Green field, and glowing rock, and glancing streamlet, all slope together in the sunshine towards the brows of the ravines, where the pines take up their own dominion of saddened shade; and with everlasting roar in the twilight, the stronger torrents thunder down pale from the glaciers, filling all their chasms with enchanted cold, beating themselves to pieces against the great rocks that they have themselves cast down, and forcing fierce way beneath their ghastly poise.
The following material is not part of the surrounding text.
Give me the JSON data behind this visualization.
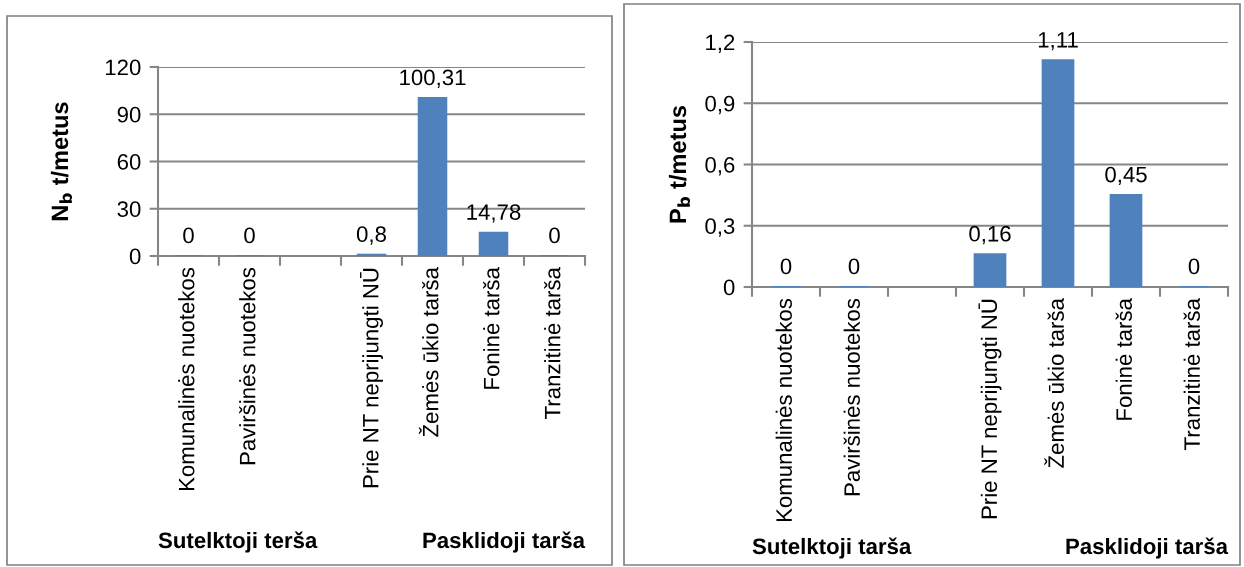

The mountain paths stoop to these glens in forky zigzags, leading to some grey and narrow arch, all fringed under its shuddering curve with the ferns that fear the light; a cross of rough-hewn pine, iron-bound to its parapet, standing dark against the lurid fury of the foam. Far up the glen, as we pause beside the cross, the sky is seen through the openings in the pines, thin with excess of light; and, in its clear, consuming flame of white space, the summits of the rocky mountains are gathered into solemn crowns and circlets, all flushed in that strange, faint silence of possession by the sunshine which has in it so deep a melancholy; full of power, yet as frail as shadows; lifeless, like the walls of a sepulchre, yet beautiful in tender fall of crimson folds, like the veil of some sea spirit, that lives and dies as the foam flashes; fixed on a perpetual throne, stern against all strength, lifted above all sorrow, and yet effaced and melted utterly into the air by that last sunbeam that has crossed to them from between the two golden clouds.